The BoseLink connects compatible Bose products to a Lifestyle system for listening in as many as 14 rooms, including outdoors. It provides independent volume control in each room, as well as access to two different audio streams from the same Lifestyle system.

The BoseLink AL8 “home-wide” wireless audio link, which needs to be bought separately, makes this into a wireless system. Bose’s Direct/Reflecting cube speaker arrays blend reflected and direct sound to recreate a great extent of a live concert’s naturally occurring spacial separations via a natural balancing of reflected and direct sound that is similar to that of a live performance. Stereo sound emerges and surrounds a listener from nearly anywhere in a given room.

Bose’s patented Acoustimass module works in concert with small “cube” speakers to deliver a full range of sound. Acoustimass delivers the clarity of pure low-frequency reproduction even at the lowest frequencies and the loudest levels. A great magic trick is to place the module behind a curtain or chair. With that component out of sight, all of the amazing sound appears to come directly from the cube speakers.

The whole point of Bose’s Lifestyle series is to have a system designed so that every element-the media center, the speakers, and the patented Acoustimass module-works in harmony, enhancing both performance and user-friendliness. Any audiophile needs to consider a system such as what this great company offers.

Yet, Bose is being eclipsed by the young company called Sonos.

Sonos has offices in Santa Barbara, Calif., and Cambridge, Mass. The company was founded by a group of people with successful backgrounds in researching and developing media technologies who happen to all be music loves that wished to find a better way to bring music to their ears within their homes.

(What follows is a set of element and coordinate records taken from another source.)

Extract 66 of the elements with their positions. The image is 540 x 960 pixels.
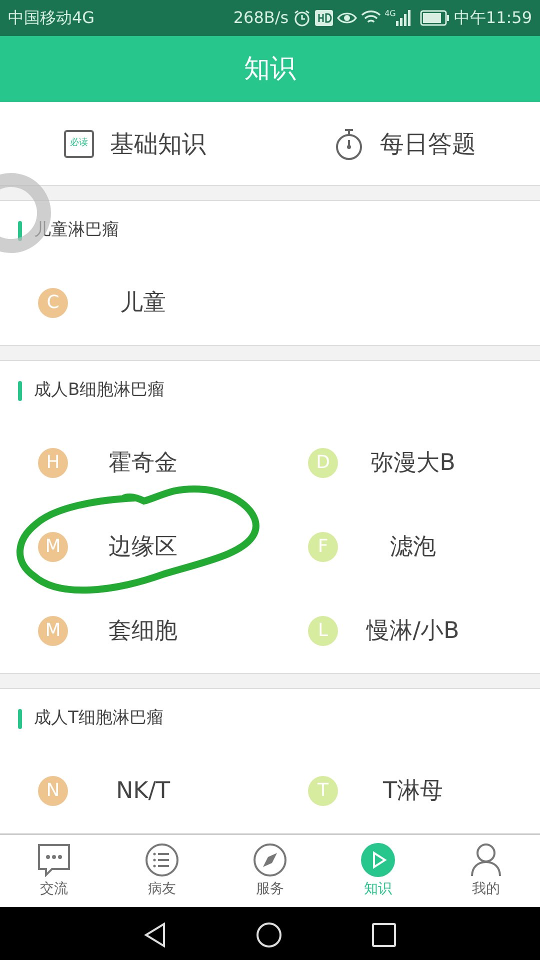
tab-label: 交流 bbox=[40, 880, 68, 898]
network-speed-text: 268B/s bbox=[233, 7, 289, 29]
person-icon bbox=[470, 842, 502, 876]
tab-label: 知识 bbox=[364, 880, 392, 898]
lymphoma-type-item[interactable]: L 慢淋/小B bbox=[270, 589, 540, 673]
section-title: 成人B细胞淋巴瘤 bbox=[34, 379, 165, 402]
quick-link[interactable]: 必读 基础知识 bbox=[0, 102, 270, 185]
letter-icon: F bbox=[308, 532, 338, 562]
letter-icon: H bbox=[38, 448, 68, 478]
item-label: 慢淋/小B bbox=[366, 616, 460, 646]
lymphoma-type-item[interactable]: H 霍奇金 bbox=[0, 421, 270, 505]
item-label: 弥漫大B bbox=[370, 448, 456, 478]
section-accent-bar bbox=[18, 709, 22, 729]
alarm-clock-icon bbox=[292, 9, 311, 27]
lymphoma-type-item[interactable]: C 儿童 bbox=[0, 261, 270, 345]
lymphoma-type-item[interactable]: D 弥漫大B bbox=[270, 421, 540, 505]
section-title: 儿童淋巴瘤 bbox=[34, 219, 119, 242]
letter-icon: L bbox=[308, 616, 338, 646]
lymphoma-type-item[interactable]: M 边缘区 bbox=[0, 505, 270, 589]
lymphoma-type-item[interactable]: M 套细胞 bbox=[0, 589, 270, 673]
section-title: 成人T细胞淋巴瘤 bbox=[34, 707, 164, 730]
recents-icon[interactable] bbox=[372, 922, 396, 946]
item-label: 滤泡 bbox=[390, 532, 436, 562]
page-title: 知识 bbox=[244, 52, 296, 86]
back-icon[interactable] bbox=[144, 922, 166, 948]
item-label: 套细胞 bbox=[108, 616, 178, 646]
chat-bubble-icon bbox=[36, 842, 72, 876]
list-icon bbox=[145, 842, 179, 876]
tab-item[interactable]: 我的 bbox=[432, 835, 540, 907]
item-label: 霍奇金 bbox=[108, 448, 178, 478]
play-icon bbox=[361, 842, 395, 876]
item-label: 儿童 bbox=[120, 288, 166, 318]
letter-icon: T bbox=[308, 776, 338, 806]
network-type-text: 4G bbox=[384, 8, 396, 20]
quick-link-label: 每日答题 bbox=[380, 128, 476, 160]
battery-icon bbox=[420, 10, 450, 26]
lymphoma-type-item[interactable]: T T淋母 bbox=[270, 749, 540, 833]
item-label: NK/T bbox=[116, 776, 170, 806]
letter-icon: M bbox=[38, 532, 68, 562]
letter-icon: C bbox=[38, 288, 68, 318]
calendar-icon: 必读 bbox=[64, 130, 94, 158]
quick-link-label: 基础知识 bbox=[110, 128, 206, 160]
lymphoma-type-item[interactable]: F 滤泡 bbox=[270, 505, 540, 589]
tab-label: 服务 bbox=[256, 880, 284, 898]
compass-icon bbox=[253, 842, 287, 876]
tab-label: 我的 bbox=[472, 880, 500, 898]
lymphoma-type-item[interactable]: N NK/T bbox=[0, 749, 270, 833]
tab-item[interactable]: 病友 bbox=[108, 835, 216, 907]
carrier-text: 中国移动4G bbox=[8, 7, 95, 29]
letter-icon: D bbox=[308, 448, 338, 478]
letter-icon: M bbox=[38, 616, 68, 646]
home-icon[interactable] bbox=[256, 922, 282, 948]
letter-icon: N bbox=[38, 776, 68, 806]
section-accent-bar bbox=[18, 381, 22, 401]
section-accent-bar bbox=[18, 221, 22, 241]
tab-item[interactable]: 交流 bbox=[0, 835, 108, 907]
item-label: T淋母 bbox=[382, 776, 444, 806]
signal-bars-icon bbox=[396, 10, 412, 26]
item-label: 边缘区 bbox=[108, 532, 178, 562]
hd-icon bbox=[314, 10, 333, 26]
stopwatch-icon bbox=[334, 128, 364, 160]
tab-label: 病友 bbox=[148, 880, 176, 898]
eye-icon bbox=[336, 10, 357, 26]
tab-item[interactable]: 服务 bbox=[216, 835, 324, 907]
quick-link[interactable]: 每日答题 bbox=[270, 102, 540, 185]
clock-text: 中午11:59 bbox=[454, 7, 532, 29]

The Sonos system allows you to have up to 32 independent music players within one house, all controlled by one wireless, sleek-looking, and extremely user-friendly remote control. The same track can be played simultaneously in all Zones, or each Zone can be simultaneously playing different tracks, or any combination in between (such as, hypothetically, three Zones playing one track while seven other Zones play a second track). Each Zone can either stream music from your music library, any of the ZonePlayer line inputs, or the Internet (via free online radio stations supported by Sonos or user-added MP3-streaming broadcasts). You can send any two-channel source into a ZonePlayer and then stream that source to any or all of your other zones. One user advises hooking up the CD or DVD player’s analogue outputs to the nearest ZonePlayer, which allows you to quickly send a brand new disc, or perhaps one you haven’t yet encoded, to another room with the push of a button.

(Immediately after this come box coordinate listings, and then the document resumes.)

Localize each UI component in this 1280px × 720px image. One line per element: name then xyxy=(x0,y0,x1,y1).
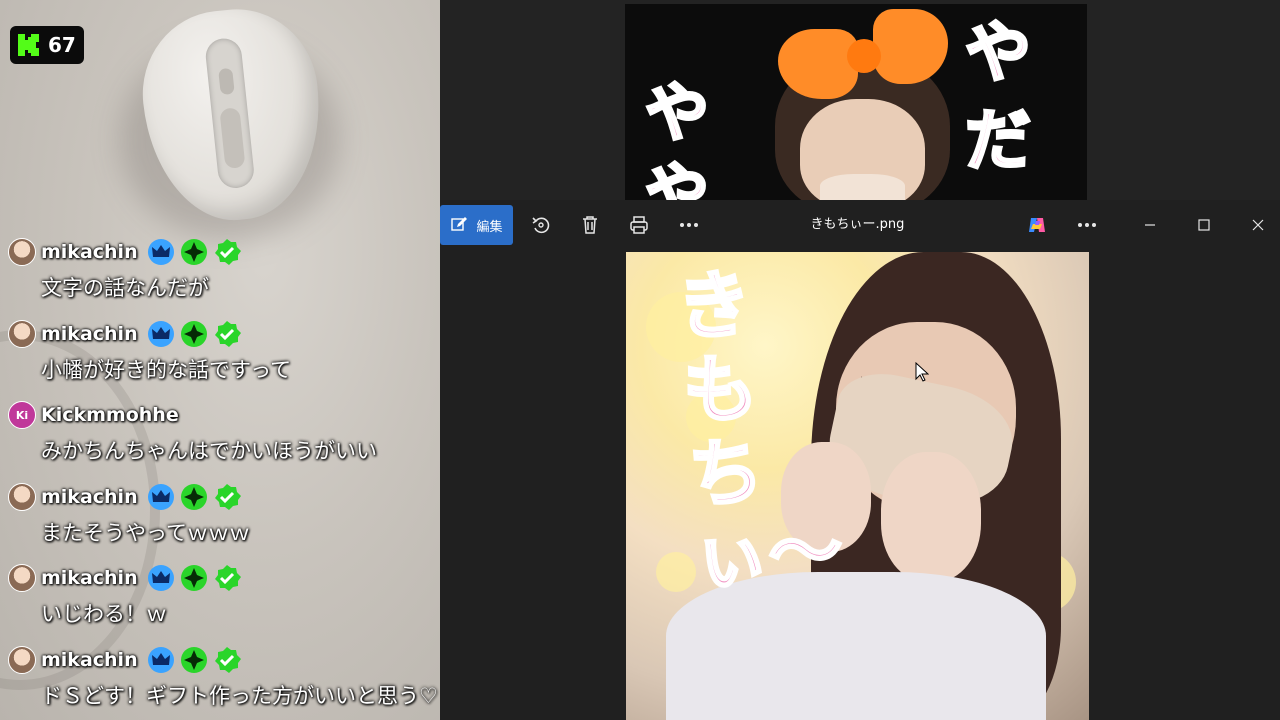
crown-badge-icon xyxy=(147,239,174,265)
verified-badge-icon xyxy=(214,483,241,510)
chat-username[interactable]: mikachin xyxy=(41,567,138,589)
photos-viewer-window: 編集 きもちぃー.png きもちぃ〜 xyxy=(440,200,1280,720)
user-avatar xyxy=(8,482,36,511)
chat-message-text: みかちんちゃんはでかいほうがいい xyxy=(41,439,377,464)
chat-message: Ki Kickmmohhe みかちんちゃんはでかいほうがいい xyxy=(8,399,440,481)
verified-badge-icon xyxy=(214,239,241,265)
image-overlay-text: きもちぃ〜 xyxy=(673,259,847,604)
person-hand xyxy=(881,452,981,582)
close-button[interactable] xyxy=(1243,210,1273,240)
orange-bow-knot xyxy=(847,39,881,73)
maximize-icon xyxy=(1198,219,1210,231)
displayed-image[interactable]: きもちぃ〜 xyxy=(626,252,1089,720)
user-avatar xyxy=(8,645,36,674)
print-button[interactable] xyxy=(624,210,654,240)
chat-username[interactable]: mikachin xyxy=(41,486,138,508)
chat-username[interactable]: Kickmmohhe xyxy=(41,404,179,426)
verified-badge-icon xyxy=(214,320,241,347)
crown-badge-icon xyxy=(147,565,174,592)
sparkle-badge-icon xyxy=(180,320,207,347)
background-text-left: やや xyxy=(644,76,711,201)
orange-bow xyxy=(873,9,948,84)
delete-button[interactable] xyxy=(575,210,605,240)
chat-message: mikachin 文字の話なんだが xyxy=(8,236,440,318)
minimize-icon xyxy=(1145,224,1155,226)
user-avatar xyxy=(8,238,36,266)
background-text-right: やだ xyxy=(964,13,1033,181)
chat-message-text: いじわる！ｗ xyxy=(41,602,167,627)
close-icon xyxy=(1252,219,1264,231)
sparkle xyxy=(656,552,696,592)
chat-message-text: 小幡が好き的な話ですって xyxy=(41,357,292,382)
person-mask xyxy=(820,174,905,200)
mouse-wheel xyxy=(204,36,256,190)
chat-message: mikachin またそうやってｗｗｗ xyxy=(8,481,440,563)
sparkle-badge-icon xyxy=(180,239,207,265)
viewer-toolbar: 編集 きもちぃー.png xyxy=(440,200,1280,250)
delete-icon xyxy=(583,216,597,234)
user-avatar xyxy=(8,319,36,348)
chat-message: mikachin 小幡が好き的な話ですって xyxy=(8,318,440,400)
chat-message: mikachin ドＳどす！ギフト作った方がいいと思う♡ xyxy=(8,644,440,720)
verified-badge-icon xyxy=(214,565,241,592)
chat-panel: mikachin 文字の話なんだが mikachin 小幡が好き的な話ですって … xyxy=(8,236,440,720)
mouse-cursor-icon xyxy=(915,362,929,382)
chat-username[interactable]: mikachin xyxy=(41,323,138,345)
background-window: やや やだ xyxy=(440,0,1280,200)
chat-message-text: 文字の話なんだが xyxy=(41,276,209,300)
crown-badge-icon xyxy=(147,646,174,673)
viewer-count: 67 xyxy=(48,33,76,57)
background-photo: やや やだ xyxy=(625,4,1087,200)
edit-icon xyxy=(451,217,468,231)
copilot-button[interactable] xyxy=(1022,210,1052,240)
more-icon xyxy=(1078,223,1096,227)
chat-message: mikachin いじわる！ｗ xyxy=(8,562,440,644)
rotate-button[interactable] xyxy=(526,210,556,240)
more-icon xyxy=(680,223,698,227)
chat-message-text: ドＳどす！ギフト作った方がいいと思う♡ xyxy=(41,683,438,708)
crown-badge-icon xyxy=(147,483,174,510)
viewer-count-badge: 67 xyxy=(10,26,84,64)
sparkle-badge-icon xyxy=(180,646,207,673)
copilot-icon xyxy=(1029,218,1045,232)
print-icon xyxy=(630,216,648,234)
more-button[interactable] xyxy=(674,210,704,240)
minimize-button[interactable] xyxy=(1135,210,1165,240)
chat-message-text: またそうやってｗｗｗ xyxy=(41,520,250,545)
webcam-feed: 67 mikachin 文字の話なんだが mikachin 小幡が好き的な話です… xyxy=(0,0,440,720)
user-avatar: Ki xyxy=(8,401,36,430)
sparkle-badge-icon xyxy=(180,483,207,510)
sparkle-badge-icon xyxy=(180,565,207,592)
file-name-title: きもちぃー.png xyxy=(810,217,905,232)
edit-button[interactable]: 編集 xyxy=(440,205,513,245)
chat-username[interactable]: mikachin xyxy=(41,241,138,263)
crown-badge-icon xyxy=(147,320,174,347)
chat-username[interactable]: mikachin xyxy=(41,649,138,671)
rotate-icon xyxy=(532,217,550,234)
maximize-button[interactable] xyxy=(1189,210,1219,240)
user-avatar xyxy=(8,564,36,593)
kick-logo-icon xyxy=(18,34,39,56)
edit-label: 編集 xyxy=(476,219,503,235)
verified-badge-icon xyxy=(214,646,241,673)
more-options-button[interactable] xyxy=(1072,210,1102,240)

The remote-accessed Music Library allows one to choose music to play by: artist; album; composer; genre; track (all accessible tracks are listed in alphabetical order); imported play lists; or browsing folders (a convenient folder view of all of one’s stored music per shared resource).

There are digital media receivers such as the Roku Soundbridge, which is a network music player that lets one play one’s PC or Mac digital music files anywhere in the house and thereby connects one’s stereo or powered speakers to one’s computer’s digital music library. WMA, AAC*, MP3, AIFF and WAV music formats are supported. It is network ready with wired Ethernet and a CompactFlash Wi-Fi adapter. However, Sonos goes beyond such devices. The Sonos ZonePlayers connect up to the central system and they work wirelessly over the W- Fi band. Very few people have the structured Ethernet wiring which allows one to put the units where one wants them to go and not just where one’s networking is available. The Sonos R & D team created a mesh networking technology, so that one is not tethered to any particular access point. Indeed, it contains its own secure Wi-Fi wireless network, which actually co-exists with one’s existing wired or wireless network and works with both Windows PCs and Apple’s MacIntosh. Because of this technological advancement, Sonos is extremely quick and easy to set up, install, and use.

The future of whole house music management is here now.